« L’alcoolisme, c’est pour moi une maladie des émotions »

Publié le par kreizker

in "La Voix du Nord" (France), 28 novembre 2016

« L’alcoolisme, c’est pour moi une maladie des émotions »

Il y a dix ans, l’association des Alcooliques Anonymes ouvrait une antenne à Hazebrouck. Actuellement, ils sont une vingtaine à s’y retrouver pour parler de leur dépendance. Philippe, 60 ans, coordinateur du groupe, témoigne.

 

Philippe, quand avez-vous pris conscience de votre alcoolisme ?

« Je suis passé de l’alcool festif à la dépendance progressivement. J’en ai pris conscience à mes 40 ans. C’était lié à des problèmes relationnels avec mon entourage et mon milieu professionnel. L’alcool est devenu une béquille et a fait de ma vie un enfer. Mes journées étaient organisées non plus en fonction des clients (il travaille dans les assurances) que je devais voir mais des cafés où je pouvais aller. »

Vous n’avez pas tout de suite frappé à la porte des Alcooliques Anonymes…

« J’ai d’abord consulté un alcoologue. J’ai tenu trois mois grâce à un traitement mais dès que j’ai eu de nouveaux soucis, j’ai recommencé à boire. Je ne voulais pas faire de cure. Je voulais m’en sortir seul. Et dans ma tête, un « alcoolique », c’est ce qu’on voit dans les films : un homme sur un banc avec son litron de rouge. J’avais peur de retrouver des gens comme ça aux Alcooliques Anonymes. Quand je me suis enfin décidé à pousser leur porte, j’ai, en fait, découvert des personnes comme moi. J’ai d’abord cru à une farce, je pensais que c’était des thérapeutes qui jouaient des rôles ! Mais non, c’était des gens souriants alors qu’ils n’avaient pas bu depuis de nombreuses années. »

En quoi cette association vous a-t-elle aidé ?

« Elle m’a aidé à devenir abstinent en me proposant une autre manière de vivre, à vivre dans le temps présent.
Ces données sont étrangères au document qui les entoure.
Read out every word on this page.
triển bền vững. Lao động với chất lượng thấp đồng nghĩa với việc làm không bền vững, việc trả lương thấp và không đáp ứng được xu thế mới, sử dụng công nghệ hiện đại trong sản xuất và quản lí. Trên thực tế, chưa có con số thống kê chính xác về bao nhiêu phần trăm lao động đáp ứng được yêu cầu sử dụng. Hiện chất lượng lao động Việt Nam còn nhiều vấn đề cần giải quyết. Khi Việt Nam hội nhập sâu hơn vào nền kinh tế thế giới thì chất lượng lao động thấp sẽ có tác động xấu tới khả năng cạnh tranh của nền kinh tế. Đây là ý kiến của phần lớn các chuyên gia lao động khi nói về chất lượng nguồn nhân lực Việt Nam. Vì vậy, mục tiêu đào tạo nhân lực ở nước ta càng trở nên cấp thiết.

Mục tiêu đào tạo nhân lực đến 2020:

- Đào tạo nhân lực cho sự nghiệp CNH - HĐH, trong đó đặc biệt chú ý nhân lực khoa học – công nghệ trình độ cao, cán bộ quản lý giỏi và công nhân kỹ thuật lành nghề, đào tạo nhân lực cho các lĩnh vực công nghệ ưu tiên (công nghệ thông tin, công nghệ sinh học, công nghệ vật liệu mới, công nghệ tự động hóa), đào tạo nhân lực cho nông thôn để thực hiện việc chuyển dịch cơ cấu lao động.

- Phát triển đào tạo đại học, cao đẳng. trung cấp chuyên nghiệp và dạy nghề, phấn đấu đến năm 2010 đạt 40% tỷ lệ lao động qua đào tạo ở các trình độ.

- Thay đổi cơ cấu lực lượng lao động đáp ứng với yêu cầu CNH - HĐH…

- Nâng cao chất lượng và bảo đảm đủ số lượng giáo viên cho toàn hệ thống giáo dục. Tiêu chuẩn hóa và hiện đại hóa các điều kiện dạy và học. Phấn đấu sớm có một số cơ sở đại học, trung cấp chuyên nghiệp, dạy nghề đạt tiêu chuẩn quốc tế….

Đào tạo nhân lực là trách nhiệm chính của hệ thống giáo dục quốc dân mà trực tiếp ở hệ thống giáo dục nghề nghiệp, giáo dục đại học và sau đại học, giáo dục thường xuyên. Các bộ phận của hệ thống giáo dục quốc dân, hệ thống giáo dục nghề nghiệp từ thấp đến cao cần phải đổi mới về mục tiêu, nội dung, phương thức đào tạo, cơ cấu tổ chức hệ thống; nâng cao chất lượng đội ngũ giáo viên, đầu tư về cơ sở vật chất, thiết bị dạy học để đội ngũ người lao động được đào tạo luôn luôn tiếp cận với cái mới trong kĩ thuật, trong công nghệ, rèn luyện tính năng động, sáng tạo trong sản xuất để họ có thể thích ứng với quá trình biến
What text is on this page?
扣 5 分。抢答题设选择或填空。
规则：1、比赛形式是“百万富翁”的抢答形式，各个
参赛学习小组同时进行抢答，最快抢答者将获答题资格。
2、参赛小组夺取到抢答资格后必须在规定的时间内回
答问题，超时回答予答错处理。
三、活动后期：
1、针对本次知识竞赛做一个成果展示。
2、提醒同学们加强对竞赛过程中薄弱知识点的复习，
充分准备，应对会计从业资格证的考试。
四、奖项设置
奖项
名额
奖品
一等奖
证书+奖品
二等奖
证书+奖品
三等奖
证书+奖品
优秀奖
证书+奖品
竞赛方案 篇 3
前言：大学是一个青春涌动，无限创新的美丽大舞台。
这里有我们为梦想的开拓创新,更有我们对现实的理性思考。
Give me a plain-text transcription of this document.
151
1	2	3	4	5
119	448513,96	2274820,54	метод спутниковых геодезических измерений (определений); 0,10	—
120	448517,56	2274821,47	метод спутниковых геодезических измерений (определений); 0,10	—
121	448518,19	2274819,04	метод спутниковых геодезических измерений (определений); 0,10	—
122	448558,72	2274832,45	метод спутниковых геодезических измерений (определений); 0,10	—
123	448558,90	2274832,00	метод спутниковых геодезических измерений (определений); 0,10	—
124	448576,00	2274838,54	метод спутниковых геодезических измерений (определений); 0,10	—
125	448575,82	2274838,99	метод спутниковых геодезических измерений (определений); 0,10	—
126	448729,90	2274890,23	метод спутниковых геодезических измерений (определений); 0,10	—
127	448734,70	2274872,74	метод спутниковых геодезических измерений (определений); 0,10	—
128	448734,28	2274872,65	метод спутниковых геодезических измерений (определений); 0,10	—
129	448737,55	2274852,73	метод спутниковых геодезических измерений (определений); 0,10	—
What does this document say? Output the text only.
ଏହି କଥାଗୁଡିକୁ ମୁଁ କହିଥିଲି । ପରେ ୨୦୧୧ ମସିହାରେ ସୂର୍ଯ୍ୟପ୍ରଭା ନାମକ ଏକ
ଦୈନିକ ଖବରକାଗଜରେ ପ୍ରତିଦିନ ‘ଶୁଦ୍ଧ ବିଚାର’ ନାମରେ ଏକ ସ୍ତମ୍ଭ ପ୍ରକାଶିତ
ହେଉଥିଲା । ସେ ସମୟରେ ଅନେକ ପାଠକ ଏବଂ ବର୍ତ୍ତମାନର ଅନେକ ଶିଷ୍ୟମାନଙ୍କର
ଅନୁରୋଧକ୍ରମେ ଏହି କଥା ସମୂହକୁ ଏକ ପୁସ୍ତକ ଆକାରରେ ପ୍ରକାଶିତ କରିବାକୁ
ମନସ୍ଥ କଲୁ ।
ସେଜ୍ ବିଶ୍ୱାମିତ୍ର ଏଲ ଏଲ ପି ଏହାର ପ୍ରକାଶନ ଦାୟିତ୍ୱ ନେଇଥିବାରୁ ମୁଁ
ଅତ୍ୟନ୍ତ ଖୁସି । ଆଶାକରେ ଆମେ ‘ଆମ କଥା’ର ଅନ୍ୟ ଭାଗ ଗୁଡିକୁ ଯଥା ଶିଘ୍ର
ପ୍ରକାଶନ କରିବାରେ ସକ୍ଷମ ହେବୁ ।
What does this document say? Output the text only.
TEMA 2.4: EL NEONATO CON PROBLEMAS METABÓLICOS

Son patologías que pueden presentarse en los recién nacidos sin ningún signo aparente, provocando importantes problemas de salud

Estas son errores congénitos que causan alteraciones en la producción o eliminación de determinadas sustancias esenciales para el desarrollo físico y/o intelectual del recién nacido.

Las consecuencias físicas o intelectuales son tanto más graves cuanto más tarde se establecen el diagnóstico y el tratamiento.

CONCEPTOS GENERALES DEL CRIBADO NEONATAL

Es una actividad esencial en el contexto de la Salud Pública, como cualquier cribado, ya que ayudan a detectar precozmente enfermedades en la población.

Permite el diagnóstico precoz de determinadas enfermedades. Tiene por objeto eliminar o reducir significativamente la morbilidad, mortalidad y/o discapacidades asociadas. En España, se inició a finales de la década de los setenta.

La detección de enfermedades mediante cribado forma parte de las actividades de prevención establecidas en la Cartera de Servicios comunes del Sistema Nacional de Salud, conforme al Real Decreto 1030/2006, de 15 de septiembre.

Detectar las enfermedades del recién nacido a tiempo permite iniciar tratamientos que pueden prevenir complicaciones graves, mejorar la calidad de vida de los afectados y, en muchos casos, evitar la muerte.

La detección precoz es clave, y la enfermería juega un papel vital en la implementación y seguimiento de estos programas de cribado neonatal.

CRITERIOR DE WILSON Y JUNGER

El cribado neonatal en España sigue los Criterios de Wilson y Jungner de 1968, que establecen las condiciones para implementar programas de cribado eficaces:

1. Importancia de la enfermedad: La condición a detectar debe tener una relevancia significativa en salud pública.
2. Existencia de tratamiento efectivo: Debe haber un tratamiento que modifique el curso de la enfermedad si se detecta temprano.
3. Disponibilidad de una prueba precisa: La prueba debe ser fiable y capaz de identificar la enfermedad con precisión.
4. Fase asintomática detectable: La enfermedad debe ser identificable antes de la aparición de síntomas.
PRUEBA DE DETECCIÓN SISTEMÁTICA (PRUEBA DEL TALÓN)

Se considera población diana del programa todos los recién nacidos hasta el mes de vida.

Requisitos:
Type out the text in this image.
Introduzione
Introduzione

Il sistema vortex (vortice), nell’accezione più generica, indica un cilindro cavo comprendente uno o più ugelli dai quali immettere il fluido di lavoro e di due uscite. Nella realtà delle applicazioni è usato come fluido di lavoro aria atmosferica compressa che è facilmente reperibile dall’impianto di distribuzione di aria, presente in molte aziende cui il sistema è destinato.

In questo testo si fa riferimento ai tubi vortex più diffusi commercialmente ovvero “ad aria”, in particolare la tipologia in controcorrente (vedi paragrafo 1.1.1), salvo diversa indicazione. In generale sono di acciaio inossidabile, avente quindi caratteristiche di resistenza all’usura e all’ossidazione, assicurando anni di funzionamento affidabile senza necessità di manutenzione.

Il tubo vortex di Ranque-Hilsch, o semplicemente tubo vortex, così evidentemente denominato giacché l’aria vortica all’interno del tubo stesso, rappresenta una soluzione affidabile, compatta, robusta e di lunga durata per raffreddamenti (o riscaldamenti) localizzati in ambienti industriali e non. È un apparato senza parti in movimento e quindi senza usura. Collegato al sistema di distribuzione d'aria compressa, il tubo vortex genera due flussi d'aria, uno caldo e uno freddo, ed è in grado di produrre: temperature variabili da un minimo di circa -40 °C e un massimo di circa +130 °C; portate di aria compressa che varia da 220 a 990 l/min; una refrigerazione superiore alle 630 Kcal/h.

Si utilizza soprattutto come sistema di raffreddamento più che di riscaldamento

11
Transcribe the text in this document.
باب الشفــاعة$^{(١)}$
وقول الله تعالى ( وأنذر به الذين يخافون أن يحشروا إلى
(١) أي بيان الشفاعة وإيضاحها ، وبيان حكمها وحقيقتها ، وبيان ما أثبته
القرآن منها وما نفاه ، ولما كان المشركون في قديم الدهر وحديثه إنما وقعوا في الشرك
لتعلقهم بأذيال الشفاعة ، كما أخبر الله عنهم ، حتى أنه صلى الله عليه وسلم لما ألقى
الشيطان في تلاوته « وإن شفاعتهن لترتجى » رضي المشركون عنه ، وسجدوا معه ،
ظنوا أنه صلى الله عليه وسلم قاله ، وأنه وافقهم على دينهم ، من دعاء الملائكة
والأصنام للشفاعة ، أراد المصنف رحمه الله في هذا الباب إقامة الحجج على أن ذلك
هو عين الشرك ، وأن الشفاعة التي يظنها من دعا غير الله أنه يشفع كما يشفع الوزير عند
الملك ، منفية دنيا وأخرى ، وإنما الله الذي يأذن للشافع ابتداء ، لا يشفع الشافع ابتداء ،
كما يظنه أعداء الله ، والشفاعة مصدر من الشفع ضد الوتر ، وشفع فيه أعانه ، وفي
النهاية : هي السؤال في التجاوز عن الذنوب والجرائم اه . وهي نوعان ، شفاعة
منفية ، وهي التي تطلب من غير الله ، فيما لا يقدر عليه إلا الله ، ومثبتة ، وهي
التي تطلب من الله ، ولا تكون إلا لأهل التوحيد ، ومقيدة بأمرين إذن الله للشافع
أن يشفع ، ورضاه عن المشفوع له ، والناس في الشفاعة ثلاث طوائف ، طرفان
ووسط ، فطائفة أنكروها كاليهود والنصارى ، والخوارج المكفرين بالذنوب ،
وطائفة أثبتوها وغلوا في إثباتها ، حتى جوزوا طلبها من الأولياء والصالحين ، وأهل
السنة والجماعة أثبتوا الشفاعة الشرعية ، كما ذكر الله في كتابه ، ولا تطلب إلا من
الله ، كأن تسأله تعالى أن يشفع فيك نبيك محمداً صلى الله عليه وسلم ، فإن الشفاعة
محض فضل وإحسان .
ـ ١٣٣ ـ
Souvent, vous avez des angoisses par rapport à l’avenir, vous vous faites des films, vous stressez et consommer de l’alcool vous permet de vous calmer, d’oublier vos peurs. L’alcoolisme, c’est pour moi une maladie des émotions. Avec l’association, j’ai appris à vivre dans la sérénité et à trouver le positif dans les mauvaises journées. »

Y a-t-il une « méthode » ou un « programme » ?

« Il y a un «programme de rétablissement» avec 12 étapes pour tendre vers l’abstinence. Parmi les étapes-clefs, il faut accepter ce qui nous arrive, apprendre à surmonter les difficultés. On apprend aussi à savoir dire non aux tentations. On ne vous dit pas : «Tu ne boiras plus jamais, mais aujourd’hui, tu ne bois pas. Demain est un autre jour.» On vit un jour à la fois, ce qui évite de se projeter. »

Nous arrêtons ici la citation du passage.